Não era nada surpreendente que ele não comentara nada com ela sobre a noite que passaram na Colina de Faven desde que buscara-a de manhã nas portas da Casa do Vento. Permaneceu indiferente, como se não tivessem passado a madrugada inteira assistindo as estrelas caírem como a água de uma cachoeira em lentidão, se perdendo na cadeia de montanhas brancas.

      A Colina de Faven era um pico no oeste da Corte Crepuscular, e com o sol surgindo no horizonte ao leste, tinha uma visão privilegiada do alvorecer. Faven era conhecida pela grandiosidade dessas vistas. Nomeada, de acordo com as lendas mais antigas, em homenagem à deusa antiga do nascer e pôr do sol; porque fora ela quem a criou, para assistir seu poder tomar o mundo no fim das noites e dias, com seu amante.

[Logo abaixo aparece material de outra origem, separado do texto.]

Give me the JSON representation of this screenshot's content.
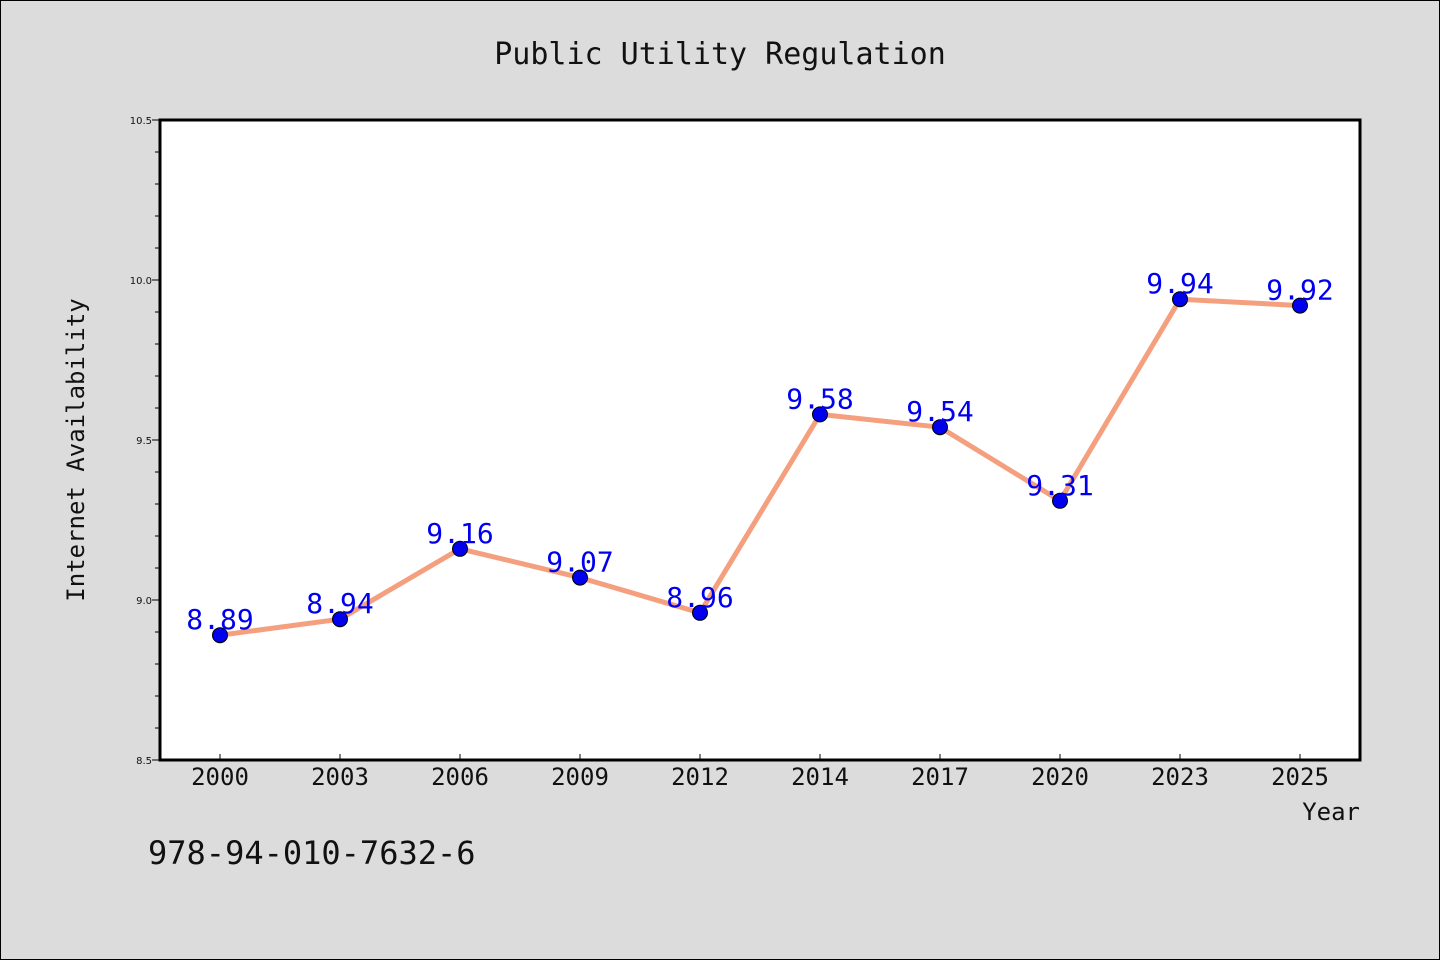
{
  "footer": {
    "code": "978-94-010-7632-6"
  },
  "chart_data": {
    "type": "line",
    "title": "Public Utility Regulation",
    "xlabel": "Year",
    "ylabel": "Internet Availability",
    "categories": [
      "2000",
      "2003",
      "2006",
      "2009",
      "2012",
      "2014",
      "2017",
      "2020",
      "2023",
      "2025"
    ],
    "series": [
      {
        "values": [
          8.89,
          8.94,
          9.16,
          9.07,
          8.96,
          9.58,
          9.54,
          9.31,
          9.94,
          9.92
        ]
      }
    ],
    "data_labels": [
      "8.89",
      "8.94",
      "9.16",
      "9.07",
      "8.96",
      "9.58",
      "9.54",
      "9.31",
      "9.94",
      "9.92"
    ],
    "ylim": [
      8.5,
      10.5
    ],
    "yticks": [
      "8.5",
      "9.0",
      "9.5",
      "10.0",
      "10.5"
    ],
    "grid": false,
    "colors": {
      "line": "#f4a07f",
      "marker": "#0000ee",
      "label": "#0000ee"
    }
  }
}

      Faven não era uma deusa amável, era óbvio. Ela surgiu de algo instável — nem dia nem noite, nem equilíbrio nem caos. Um percurso inevitável.

       Uma passagem.

       Um delimitar.

       — Amren requisitou que nos encontrássemos aqui primeiro — explicou Azriel, com as sombras o rodeando, densas; e dando passos silenciosos, mesmo com a grama cheia de folhas e galhos. Amelia nunca entenderia como, ainda que tivesse vivido semanas no inferno, então o seguiu com passos que estalavam baixo ao encalço do mestre-espião. — Não me disse o porquê, só deu a ordem.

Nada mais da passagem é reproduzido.